JUDGMENT AFFIRMED IN PART,
REVERSED IN PART AND CASE
REMANDED FOR FURTHER
PROCEEDINGS CONSISTENT
WITH THIS OPINION.
Kline, J., dissenting, in part.
{¶ 2} I respectfully dissent from the first assignment of error. In my view, the doctrine
of res judicata applies to petitions for postconviction relief, even while a petitioner’s
direct appeal is pending. See, e.g., State v. Perry, 10 Ohio St.2d 175, 182, 226 N.E.2d
104 (1967); State v. Wesson, 9th Dist. No. 25874, 2012-Ohio-4495, ¶ 28 (“Res judicata
bars consideration of these issues even though the direct appeal remains pending.”).
{¶ 3} I concur in judgment and opinion with the second and fourth assignments of error,
and I would address the merits of the third assignment of error.
8
JUDGMENT ENTRY
It is ordered that the judgment be affirmed, in part, reversed, in part, and appellant shall
recover of appellee the costs herein taxed.
The Court finds there were reasonable grounds for this appeal.
It is ordered that a special mandate issue out of this Court directing the Washington
County Common Pleas Court to carry this judgment into execution.

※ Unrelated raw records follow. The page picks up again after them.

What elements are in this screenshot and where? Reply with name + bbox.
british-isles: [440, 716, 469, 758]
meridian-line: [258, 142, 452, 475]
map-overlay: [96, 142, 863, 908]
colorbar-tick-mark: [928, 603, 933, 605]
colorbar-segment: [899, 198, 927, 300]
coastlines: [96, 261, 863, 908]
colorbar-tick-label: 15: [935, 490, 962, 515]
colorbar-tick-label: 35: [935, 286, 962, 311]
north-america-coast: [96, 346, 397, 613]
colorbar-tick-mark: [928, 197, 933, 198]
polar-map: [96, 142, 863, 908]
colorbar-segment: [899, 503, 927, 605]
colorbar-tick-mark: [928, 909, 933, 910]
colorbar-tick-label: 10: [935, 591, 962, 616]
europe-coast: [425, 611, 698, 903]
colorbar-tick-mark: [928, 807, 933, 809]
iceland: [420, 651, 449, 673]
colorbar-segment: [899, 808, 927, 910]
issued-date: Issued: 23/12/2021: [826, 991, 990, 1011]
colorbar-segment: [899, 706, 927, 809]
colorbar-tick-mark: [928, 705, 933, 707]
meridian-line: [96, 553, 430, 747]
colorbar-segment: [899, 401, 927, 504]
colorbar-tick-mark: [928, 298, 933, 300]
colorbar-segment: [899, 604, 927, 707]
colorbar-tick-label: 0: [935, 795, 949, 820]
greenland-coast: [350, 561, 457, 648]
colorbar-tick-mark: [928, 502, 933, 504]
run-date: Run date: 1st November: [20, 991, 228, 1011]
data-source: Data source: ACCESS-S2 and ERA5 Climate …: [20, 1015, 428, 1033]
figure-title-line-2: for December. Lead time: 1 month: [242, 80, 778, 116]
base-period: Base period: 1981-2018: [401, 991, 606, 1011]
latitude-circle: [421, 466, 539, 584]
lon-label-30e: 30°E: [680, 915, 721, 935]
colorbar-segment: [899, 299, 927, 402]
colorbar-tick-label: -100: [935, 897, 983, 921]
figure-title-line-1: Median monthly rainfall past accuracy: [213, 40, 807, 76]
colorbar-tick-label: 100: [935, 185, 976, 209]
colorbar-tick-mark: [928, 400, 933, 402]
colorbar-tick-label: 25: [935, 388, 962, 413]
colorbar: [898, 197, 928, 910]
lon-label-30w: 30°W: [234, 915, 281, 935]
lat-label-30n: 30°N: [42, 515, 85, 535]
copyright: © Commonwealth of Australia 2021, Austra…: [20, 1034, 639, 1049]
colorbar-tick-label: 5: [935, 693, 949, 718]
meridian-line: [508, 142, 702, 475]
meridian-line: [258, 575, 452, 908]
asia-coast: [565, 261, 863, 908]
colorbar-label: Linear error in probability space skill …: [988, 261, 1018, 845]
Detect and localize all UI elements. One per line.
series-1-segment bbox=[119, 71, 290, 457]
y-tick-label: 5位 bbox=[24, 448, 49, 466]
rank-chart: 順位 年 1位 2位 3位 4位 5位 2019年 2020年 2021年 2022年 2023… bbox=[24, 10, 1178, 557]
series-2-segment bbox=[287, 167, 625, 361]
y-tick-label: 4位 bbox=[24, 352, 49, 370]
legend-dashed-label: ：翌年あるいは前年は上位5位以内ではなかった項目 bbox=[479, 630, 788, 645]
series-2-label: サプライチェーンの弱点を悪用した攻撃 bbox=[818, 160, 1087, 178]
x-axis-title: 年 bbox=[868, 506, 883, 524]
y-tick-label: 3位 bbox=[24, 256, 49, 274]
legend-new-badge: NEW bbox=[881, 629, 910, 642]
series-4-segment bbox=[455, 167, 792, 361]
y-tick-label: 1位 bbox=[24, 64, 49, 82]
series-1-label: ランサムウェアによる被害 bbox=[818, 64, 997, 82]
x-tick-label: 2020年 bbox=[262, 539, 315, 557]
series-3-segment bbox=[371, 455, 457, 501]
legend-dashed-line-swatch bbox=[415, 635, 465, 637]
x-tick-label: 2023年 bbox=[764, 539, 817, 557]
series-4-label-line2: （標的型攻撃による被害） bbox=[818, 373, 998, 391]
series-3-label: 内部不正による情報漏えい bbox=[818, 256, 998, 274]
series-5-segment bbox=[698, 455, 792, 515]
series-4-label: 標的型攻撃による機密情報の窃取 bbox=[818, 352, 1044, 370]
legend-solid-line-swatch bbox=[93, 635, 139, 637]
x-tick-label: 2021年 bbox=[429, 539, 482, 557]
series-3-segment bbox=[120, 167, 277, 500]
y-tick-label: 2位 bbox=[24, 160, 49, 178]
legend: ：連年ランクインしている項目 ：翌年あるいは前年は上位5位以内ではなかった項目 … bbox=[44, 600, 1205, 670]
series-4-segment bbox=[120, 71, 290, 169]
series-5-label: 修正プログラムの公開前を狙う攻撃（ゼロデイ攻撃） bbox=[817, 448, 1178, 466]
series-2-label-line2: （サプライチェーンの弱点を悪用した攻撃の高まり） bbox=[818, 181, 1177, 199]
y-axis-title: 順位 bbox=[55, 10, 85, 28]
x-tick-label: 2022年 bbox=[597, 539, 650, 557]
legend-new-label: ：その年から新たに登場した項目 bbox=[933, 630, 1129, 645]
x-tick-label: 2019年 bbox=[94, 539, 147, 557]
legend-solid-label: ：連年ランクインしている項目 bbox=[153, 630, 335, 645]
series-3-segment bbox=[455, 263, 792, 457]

A certified copy of this entry shall constitute that mandate pursuant to Rule 27 of the
Rules of Appellate Procedure.
McFarland, P.J.: Concurs in Judgment & Opinion
Kline, J.: Concurs in Judgment & Opinion as to Assignments of Error II & IV, Dissents
with Opinion as to Assignment of Errors I & III
For the Court
BY:
Peter B. Abele, Judge
NOTICE TO COUNSEL
Pursuant to Local Rule No. 14, this document constitutes a final judgment entry and the
time period for further appeal commences from the date of filing with the clerk.